J’ai rencontré, jeudi dernier, le chancelier du Reich.

Cette rencontre a suscité des espérances et provoqué des inquiétudes.

Je vous dois à ce sujet quelques explications.

Une telle entrevue n’a été possible, quatre mois après la défaite de nos armes, que grâce à la dignité des Français devant l’épreuve […] La France s’est ressaisie. Cette première rencontre entre le vainqueur et le vaincu marque le premier redressement de notre pays.

C’est librement que je me suis rendu à l’invitation du Führer. Je n’ai subi, de sa part, aucun diktat, aucune pression.

Une collaboration a été envisagée entre nos deux pays. J’en ai accepté le principe. Les modalités en seront discutées ultérieurement.

A tous ceux qui attendent aujourd’hui le salut de la France, je tiens à dire que ce salut est d’abord entre nos mains.

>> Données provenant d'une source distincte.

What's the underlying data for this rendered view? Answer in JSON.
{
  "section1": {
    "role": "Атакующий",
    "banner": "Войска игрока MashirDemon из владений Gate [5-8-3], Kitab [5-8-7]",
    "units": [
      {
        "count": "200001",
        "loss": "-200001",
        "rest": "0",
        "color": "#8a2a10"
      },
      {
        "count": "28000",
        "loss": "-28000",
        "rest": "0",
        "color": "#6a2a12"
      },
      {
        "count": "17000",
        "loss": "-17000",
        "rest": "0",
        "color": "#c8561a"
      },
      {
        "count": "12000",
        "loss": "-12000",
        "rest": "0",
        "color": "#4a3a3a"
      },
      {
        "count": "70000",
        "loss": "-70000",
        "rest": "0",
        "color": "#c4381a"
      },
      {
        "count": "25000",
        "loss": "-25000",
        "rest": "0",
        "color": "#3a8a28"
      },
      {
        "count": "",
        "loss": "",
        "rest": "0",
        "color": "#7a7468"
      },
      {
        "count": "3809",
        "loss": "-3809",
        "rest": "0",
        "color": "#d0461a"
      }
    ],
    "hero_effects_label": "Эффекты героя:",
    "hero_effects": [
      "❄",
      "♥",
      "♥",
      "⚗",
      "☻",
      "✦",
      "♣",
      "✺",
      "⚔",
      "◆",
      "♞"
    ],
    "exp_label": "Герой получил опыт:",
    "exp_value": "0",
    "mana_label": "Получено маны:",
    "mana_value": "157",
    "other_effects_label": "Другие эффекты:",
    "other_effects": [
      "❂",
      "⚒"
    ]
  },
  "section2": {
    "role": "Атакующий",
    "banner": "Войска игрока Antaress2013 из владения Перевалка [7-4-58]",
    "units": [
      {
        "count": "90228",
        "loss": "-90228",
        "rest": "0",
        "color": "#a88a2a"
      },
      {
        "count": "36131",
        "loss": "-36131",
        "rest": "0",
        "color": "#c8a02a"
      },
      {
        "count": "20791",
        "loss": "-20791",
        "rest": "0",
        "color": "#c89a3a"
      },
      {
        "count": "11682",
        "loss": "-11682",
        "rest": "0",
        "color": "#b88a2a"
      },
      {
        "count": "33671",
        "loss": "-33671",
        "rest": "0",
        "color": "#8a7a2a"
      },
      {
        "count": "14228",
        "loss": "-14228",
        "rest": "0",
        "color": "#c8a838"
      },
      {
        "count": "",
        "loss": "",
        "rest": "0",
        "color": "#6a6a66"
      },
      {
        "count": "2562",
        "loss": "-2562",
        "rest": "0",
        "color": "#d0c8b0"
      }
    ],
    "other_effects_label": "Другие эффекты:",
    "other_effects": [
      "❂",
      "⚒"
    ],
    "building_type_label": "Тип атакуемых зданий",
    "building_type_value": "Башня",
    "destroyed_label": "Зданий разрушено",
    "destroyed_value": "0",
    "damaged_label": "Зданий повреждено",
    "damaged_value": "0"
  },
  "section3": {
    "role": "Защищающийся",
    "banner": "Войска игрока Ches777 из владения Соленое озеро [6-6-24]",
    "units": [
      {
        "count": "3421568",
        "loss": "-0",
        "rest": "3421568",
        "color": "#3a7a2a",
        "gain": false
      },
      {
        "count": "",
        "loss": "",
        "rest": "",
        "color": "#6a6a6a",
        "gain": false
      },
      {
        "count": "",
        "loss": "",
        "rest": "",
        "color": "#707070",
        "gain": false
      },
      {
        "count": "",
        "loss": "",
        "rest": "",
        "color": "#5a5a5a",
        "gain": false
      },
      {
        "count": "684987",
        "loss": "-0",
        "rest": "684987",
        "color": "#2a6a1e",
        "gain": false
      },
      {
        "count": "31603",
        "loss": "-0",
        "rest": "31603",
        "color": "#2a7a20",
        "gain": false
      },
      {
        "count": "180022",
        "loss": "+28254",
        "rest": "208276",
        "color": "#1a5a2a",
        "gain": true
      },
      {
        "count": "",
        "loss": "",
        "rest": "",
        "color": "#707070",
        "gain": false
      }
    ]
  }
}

A tous ceux que de nobles scrupules tiendraient éloignés de notre pensée, je tiens à dire que le premier devoir de tous les Français est d’avoir confiance […]

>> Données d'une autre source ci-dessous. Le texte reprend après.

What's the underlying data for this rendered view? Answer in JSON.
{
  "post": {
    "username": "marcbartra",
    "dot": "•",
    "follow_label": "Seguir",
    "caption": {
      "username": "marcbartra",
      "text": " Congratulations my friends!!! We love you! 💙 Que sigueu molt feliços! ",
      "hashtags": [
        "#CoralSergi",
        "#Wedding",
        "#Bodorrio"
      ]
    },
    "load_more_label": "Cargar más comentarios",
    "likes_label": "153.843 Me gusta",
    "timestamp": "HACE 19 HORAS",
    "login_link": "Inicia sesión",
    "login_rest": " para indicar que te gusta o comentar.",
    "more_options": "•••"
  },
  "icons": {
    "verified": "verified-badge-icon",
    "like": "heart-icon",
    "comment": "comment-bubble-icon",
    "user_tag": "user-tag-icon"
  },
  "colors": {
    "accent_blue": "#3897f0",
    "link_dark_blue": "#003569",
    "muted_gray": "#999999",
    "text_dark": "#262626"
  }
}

C’est dans l’honneur et pour maintenir l’unité française – une unité de dix siècles – dans le cadre d’une activité constructive du nouvel ordre européen que j’entre, aujourd’hui, dans la voie de la collaboration.

Ainsi, dans un avenir prochain, pourrait être allégé le poids des souffrances de notre pays, amélioré le sort de nos prisonniers, atténuée la charge des frais d’occupation. Ainsi pourrait être assouplie la ligne de démarcation et facilités l’administration et le ravitaillement du territoire.

Cette collaboration doit être sincère. Elle doit être exclusive de toute pensée d’agression. Elle doit comporter un effort patient et confiant.

L’armistice, au demeurant, n’est pas la paix. La France est tenue par des obligations nombreuses vis-à-vis du vainqueur. Du moins reste-t-elle souveraine. Cette souveraineté lui impose de défendre son sol, d’éteindre les divergences de l’opinion, de réduire les dissidences de ses colonies.

Cette politique est la mienne. Les ministres ne sont responsables que devant moi.

C’est moi seul que l’Histoire jugera.

Je vous ai tenu jusqu’ici le langage d’un père. Je vous tiens aujourd’hui le langage du chef.

Suivez-moi. Gardez confiance en la France éternelle.»

Pierre Milza, Sources de la France du XXe siècle, coll. «Textes essentiels», Larousse, 1997.